The British Columbia Summer Swimming Association (BCSSA) is a competitive aquatics program in British Columbia, Canada. The organization offers competition in four disciplines: Speed Swimming, Water polo, Diving, and Synchronized Swimming. BCSSA celebrated its 50th anniversary in 2008.

==Competitive Season==
The summer season officially runs from May 1 to August 31 of each year; however, the competitive season is completed during the 3rd week in August with no competitions occurring following this date. During the off-season from September 1 to April 30, participation in each of the disciplines is limited on a weekly basis.

==Regions and Clubs==
The organization is composed of 58 teams from around the province of British Columbia, with one exception, as one team is located in Colville, Washington state.

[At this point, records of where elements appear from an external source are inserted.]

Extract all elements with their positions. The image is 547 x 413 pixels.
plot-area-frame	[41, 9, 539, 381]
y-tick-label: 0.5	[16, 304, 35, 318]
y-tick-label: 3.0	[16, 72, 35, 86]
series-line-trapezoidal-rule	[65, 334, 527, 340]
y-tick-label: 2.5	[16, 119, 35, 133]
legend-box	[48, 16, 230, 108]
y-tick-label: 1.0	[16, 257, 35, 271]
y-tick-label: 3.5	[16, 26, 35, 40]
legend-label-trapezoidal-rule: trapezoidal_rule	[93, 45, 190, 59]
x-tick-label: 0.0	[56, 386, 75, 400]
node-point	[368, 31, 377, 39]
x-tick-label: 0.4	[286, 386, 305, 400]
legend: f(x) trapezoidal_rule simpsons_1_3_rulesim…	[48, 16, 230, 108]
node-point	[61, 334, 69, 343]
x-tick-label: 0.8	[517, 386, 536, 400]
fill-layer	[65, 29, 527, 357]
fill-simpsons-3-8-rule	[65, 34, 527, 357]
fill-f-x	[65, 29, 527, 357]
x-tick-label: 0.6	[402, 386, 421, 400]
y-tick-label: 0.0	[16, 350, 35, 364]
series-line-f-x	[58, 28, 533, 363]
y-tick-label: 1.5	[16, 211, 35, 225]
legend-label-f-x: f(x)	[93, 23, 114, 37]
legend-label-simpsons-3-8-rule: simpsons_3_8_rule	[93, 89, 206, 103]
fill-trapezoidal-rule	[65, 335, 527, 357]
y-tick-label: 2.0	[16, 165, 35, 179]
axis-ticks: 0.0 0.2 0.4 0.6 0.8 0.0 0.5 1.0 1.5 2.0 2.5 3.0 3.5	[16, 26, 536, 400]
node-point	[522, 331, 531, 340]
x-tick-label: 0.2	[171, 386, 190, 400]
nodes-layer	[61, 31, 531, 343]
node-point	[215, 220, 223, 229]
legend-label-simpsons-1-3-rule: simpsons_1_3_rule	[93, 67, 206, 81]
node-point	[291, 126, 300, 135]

For early season competitions and organizational administration, the province is divided into eight regions: Cariboo, Fraser South, Fraser Valley, Kootenay, Okanagan, Simon Fraser, Vancouver & District, and Vancouver Island.

In total, BCSSA offers 59 swim clubs across 8 regions, 10 water polo clubs across 5 regions, 5 artistic clubs across 4 regions, and 2 diving clubs across 2 regions. Of the 61 total clubs only the North Van. Cruisers (Vancouver & District Region) and the Coquitlam Sharks (Simon Fraser Region) offer all 4 of the aquatic disciplines that BCSSA provides.

==Provincial championships==
The BCSSA holds an annual Provincial Championships during the third week of August every year. During the Provincial Championships athletes compete in all the aquatic disciplines that BCSSA offers. Only athletes that have qualified through their respective regional championship meet are eligible to compete at the Provincial Championship Meet. Locations for provincials are often rotated between three locations every three years. The Lower Mainland, The Interior, and Vancouver Island.

Meet Schedule

- Water Polo: Monday-Wednesday
- Springboard Diving: Tuesday-Thursday
- Artistic Swimming: Wednesday-Thursday
- Speed Swimming: Thursday(regional swim practice), Friday-Sunday(competition)

==Regional Championships==
Each individual region in BCSSA self hosts their own annual Regional Championships during the first weekend of August for speed swimming. However, for the other three disciplines dates for the Regional Championships usually change annually. Athletes and/or teams must first compete and place within either placing standards or time standards to qualify for the BCSSA Provincial Championship Meet. For many athletes the Regional Championships is the final competition of their summer season.

Qualifying for the BCSSA Provincial Championships

Speed Swimming: Swimmers must place in the top 3 in finals for individual events. For relays, teams in the top 2 during regionals will qualify. The only exception is when a swimmer or a relay team manages to swim a provincial qualifying time (PQT). Any swimmers or relay team that manages to meet or better a PQT in a final event will automatically qualify for Provincials. All of these must happen at ones respective Regional Championship.

Water Polo: Teams must win their regional competition. In the event that a region only has one team, that team will automatically go to provincials. In the event that not enough teams qualify, a team may get a "buy" and be allowed to participate., even if they lost their regional competition.